Çoğumuz bu çocuk şarkısını biliriz. Hatta çocukken öğrendiğimiz ilk şarkıdır. Yukarıdaki kuşlar da benim pencereme değil de kapıma konan minik kuşlar:)
Mart ayı içinde babamın bir operasyon geçirmesi üzerine memlekete gitmiştik. Annemlerin oturduğu evin çok geniş bir bahçesi var. Bahçe, çeşit çeşit meyve ağaçları ile dolu. Gittiğimiz sırada bahçenin bir kenarında asmanın budanmış dallarını görünce hemen başına geçtim. Bir taraftan ablamlarla sohbet ederken, bir taraftan da asma dallarını bükerek bir çelenk yaptım. Ne zamandır bir kenarda süslenip asılmayı bekliyordu.
10 Marifet'te de YellowAlien'in bir yazısında bu şekilde kuru dallara keçe çiçeklerin takılarak kapı çelengi yapıldığını gördüm. Keçe ve kuru dallar iyi fikirdi. Ben de hemen yeni keçeler aldım. (Daha önce burada aldığım keçeler hakkında bir yazı yazmıştım) Biraz 10 Marifet, biraz Sesiber esintisi derken (kendisini tasarımları konusunda çok başarılı buluyorum, blogundan söyleme fırsatı bulamadım, buradan ilan ediyorum(: ), sonuçta aşağıdaki kapı çelengi ortaya çıktı.

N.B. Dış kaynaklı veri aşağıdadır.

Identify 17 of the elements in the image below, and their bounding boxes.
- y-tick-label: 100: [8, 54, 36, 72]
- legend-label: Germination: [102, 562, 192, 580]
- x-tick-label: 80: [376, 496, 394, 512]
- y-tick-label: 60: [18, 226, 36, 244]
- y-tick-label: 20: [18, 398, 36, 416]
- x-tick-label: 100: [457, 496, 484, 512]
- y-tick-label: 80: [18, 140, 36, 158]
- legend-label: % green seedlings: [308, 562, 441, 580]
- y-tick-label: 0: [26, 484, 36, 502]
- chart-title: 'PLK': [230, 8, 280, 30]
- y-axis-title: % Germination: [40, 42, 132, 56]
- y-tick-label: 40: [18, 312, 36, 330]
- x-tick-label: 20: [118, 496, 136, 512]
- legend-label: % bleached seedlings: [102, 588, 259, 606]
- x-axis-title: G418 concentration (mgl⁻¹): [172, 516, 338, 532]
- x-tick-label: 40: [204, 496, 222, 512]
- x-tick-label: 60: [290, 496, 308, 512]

Gaga gagaya vermiş cıvıldaşan iki muhabbet kuşu (eşim ve ben(: ), Sesiber'in daha önce yapımını paylaştığı keçe çiçekler, yapraklar, kendi uydurduğum mor çiçekler ve bir parça yeşil kurdela...
Çelengimizi herkes gibi kapımızın dışına değil de içine taktık. Evden çıkarken bizi güle güle uğurlasın diye:)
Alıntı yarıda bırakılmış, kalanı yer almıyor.